Juru Bicara Kementerian Luar Negeri Lalu Muhamad Iqbal menegaskan Indonesia tidak memiliki kewajiban dan kapasitas untuk menampung pengungsi, apalagi memberikan solusi permanen bagi para pengungsi. Penegasan bahwa Indonesia bukan negara pihak pada Konvensi Pengungsi 1951 disampaikan Iqbal guna menanggapi sejumlah kapal pembawa pengungsi Rohingya yang kembali terdampar di Aceh sejak Rabu (15/11/2023). “Penampungan yang selama ini diberikan semata-mata karena alasan kemanusiaan. Ironisnya, banyak negara pihak pada konvensi justru menutup pintu dan bahkan menerapkan kebijakan push back terhadap para pengungsi itu,” kata Iqbal melalui pesan singkatnya pada Kamis (16/11/2023).
Dari pengalaman Indonesia menangani para pengungsi Rohingya, teridentifikasi kebaikan Indonesia yang memberikan penampungan sementara malah banyak dimanfaatkan oleh jaringan penyelundup manusia. Jaringan penjahat itu mencari keuntungan finansial dari para pengungsi tanpa peduli risiko tinggi yang dihadapi oleh para pengungsi Rohingya, khususnya kelompok rentan seperti perempuan dan anak-anak.“Bahkan, banyak di antara mereka teridentifikasi korban tindak pidana perdagangan orang,” kata Iqbal.

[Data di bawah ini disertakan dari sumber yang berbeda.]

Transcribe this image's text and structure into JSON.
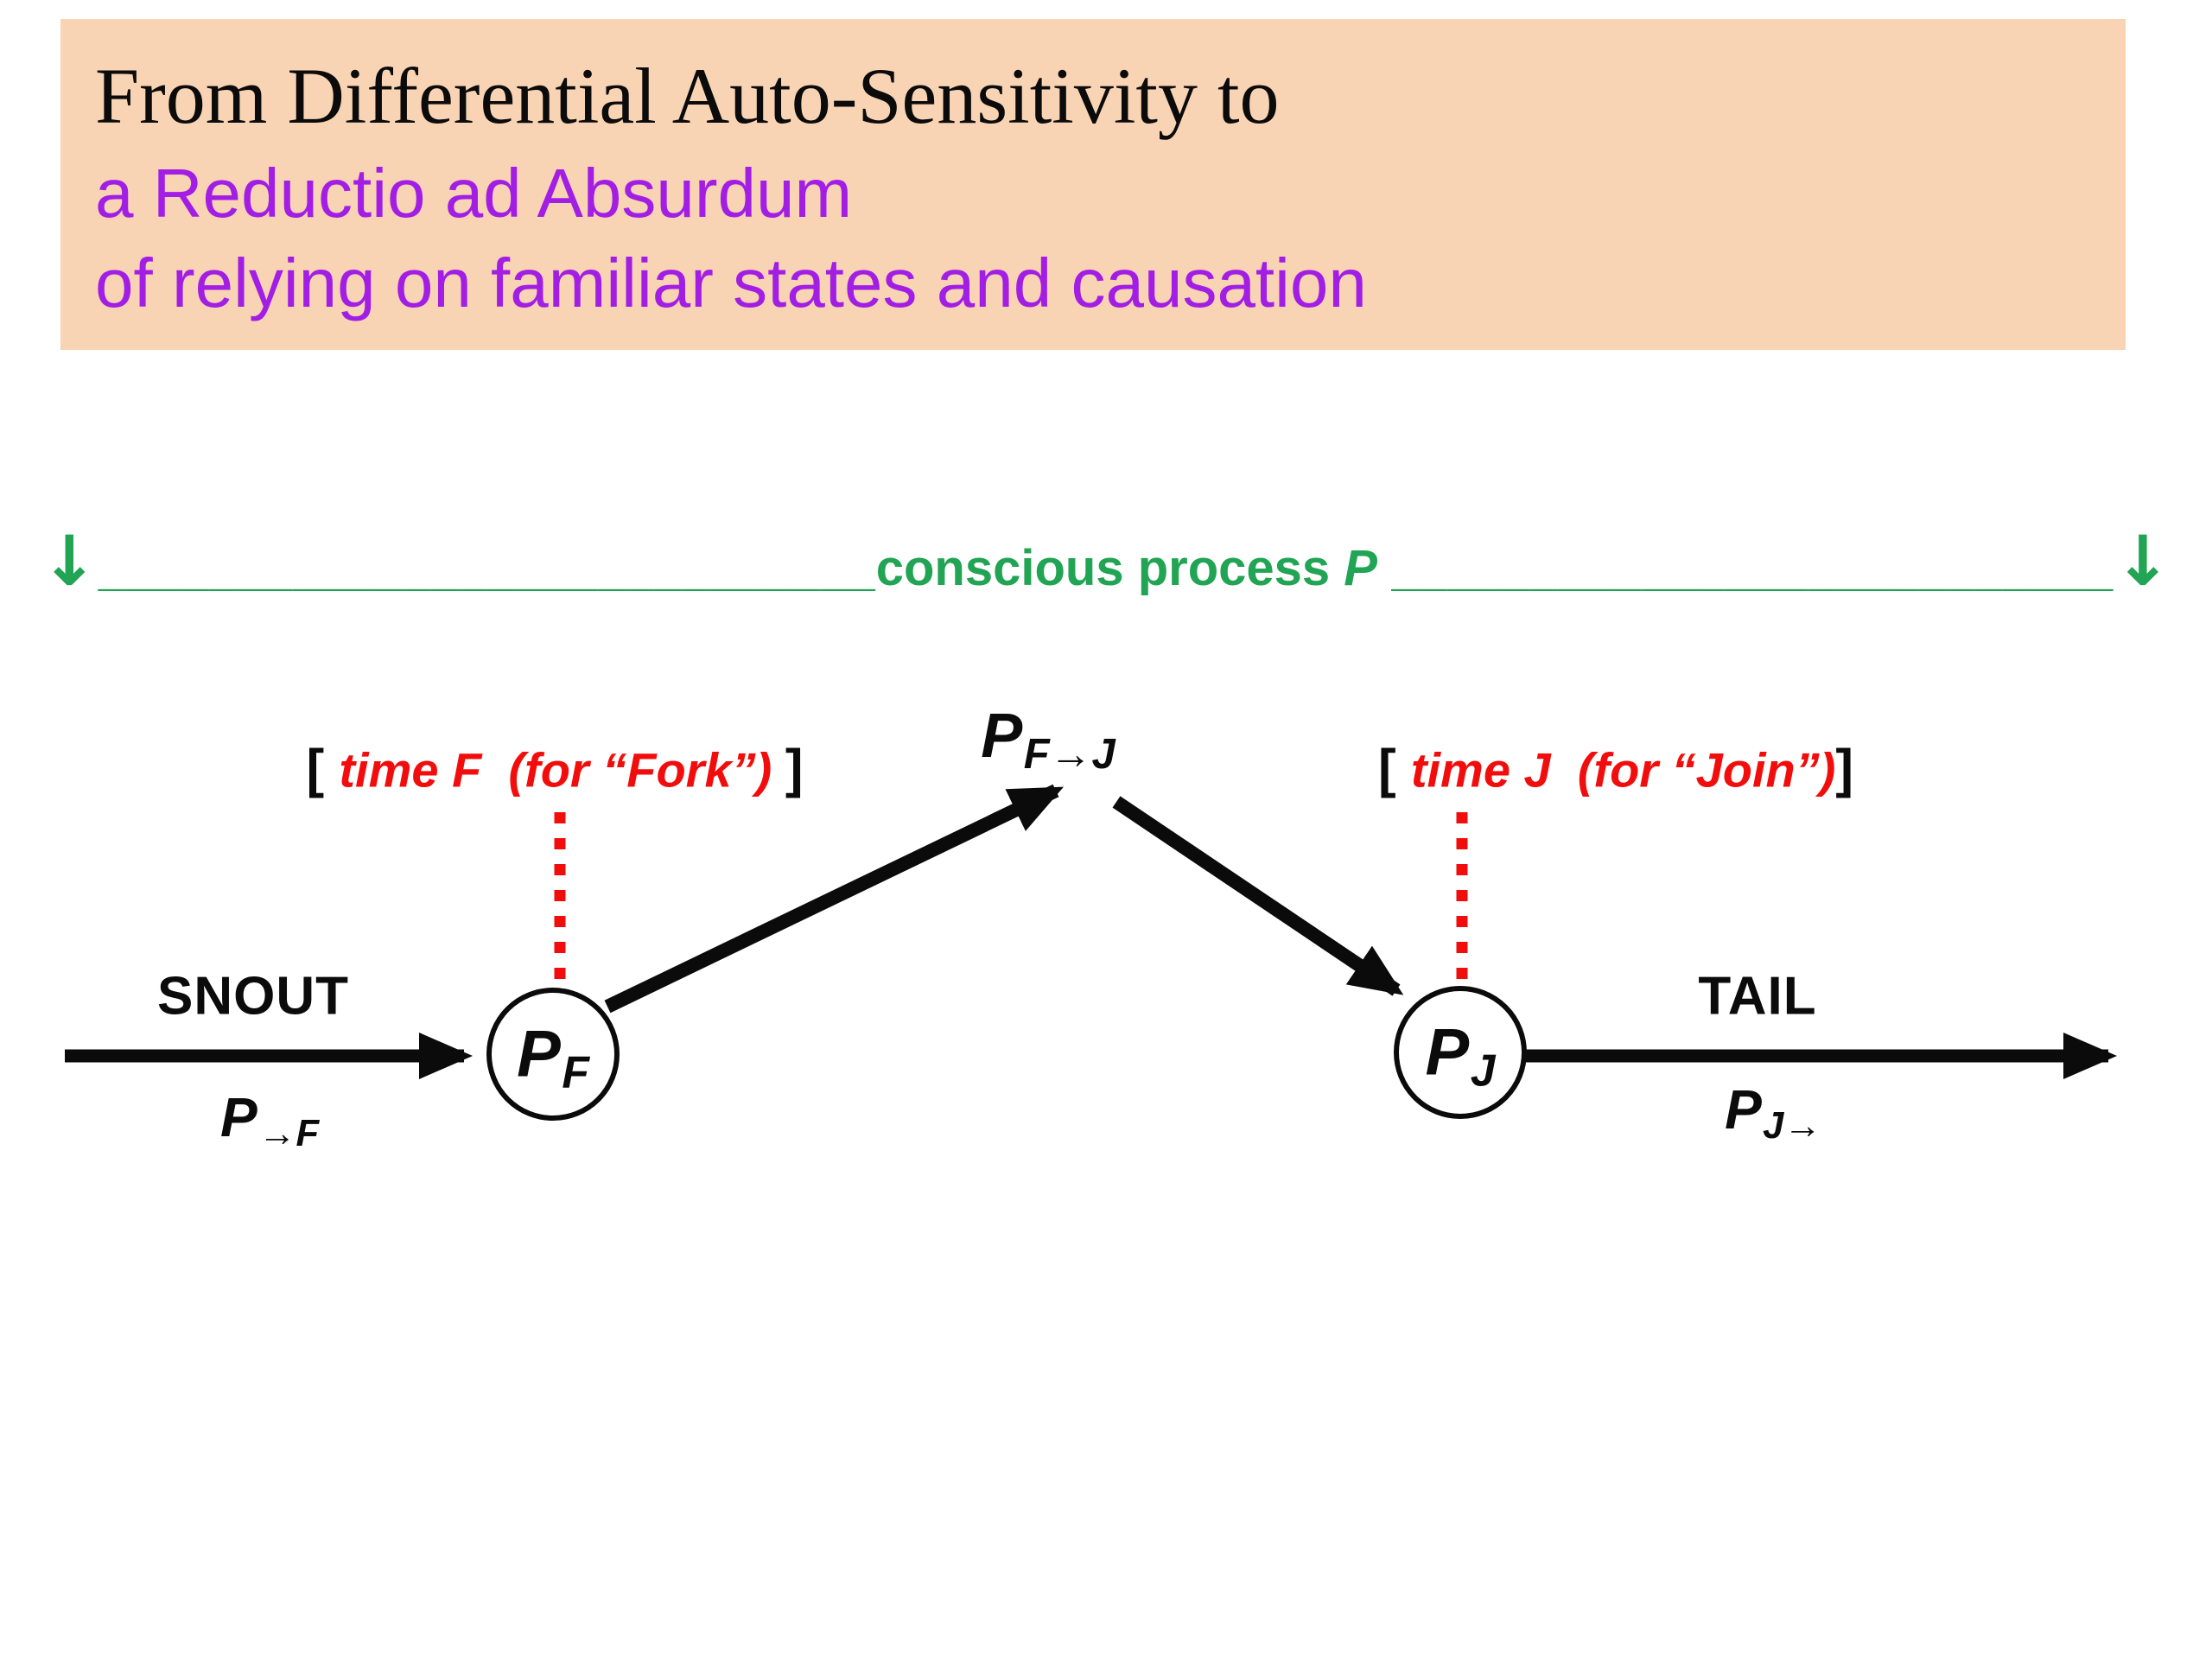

Sebelumnya, sebuah perahu besar yang membawa 196 imigran Rohingya mendarat di bibir Pantai Kemukiman Kalee, Kabupaten Pidie, Provinsi Aceh, pada Rabu sekitar pukul 11.30 WIB. Dengan kehadiran para pengungsi yang terdampar tersebut, Pemerintah Kabupaten Pidie saat ini menampung sebanyak 335 pengungsi Rohingya sejak akhir 2022. Setelah itu, satu unit kapal kayu yang ditumpangi oleh sekitar 200 orang imigran Rohingya mencoba memasuki kawasan perairan Aceh, pada Kamis dini hari. Namun, masyarakat setempat menolak kehadiran mereka dan menarik kapal itu kembali ke arah tengah laut berjarak 50 meter dari bibir pantai.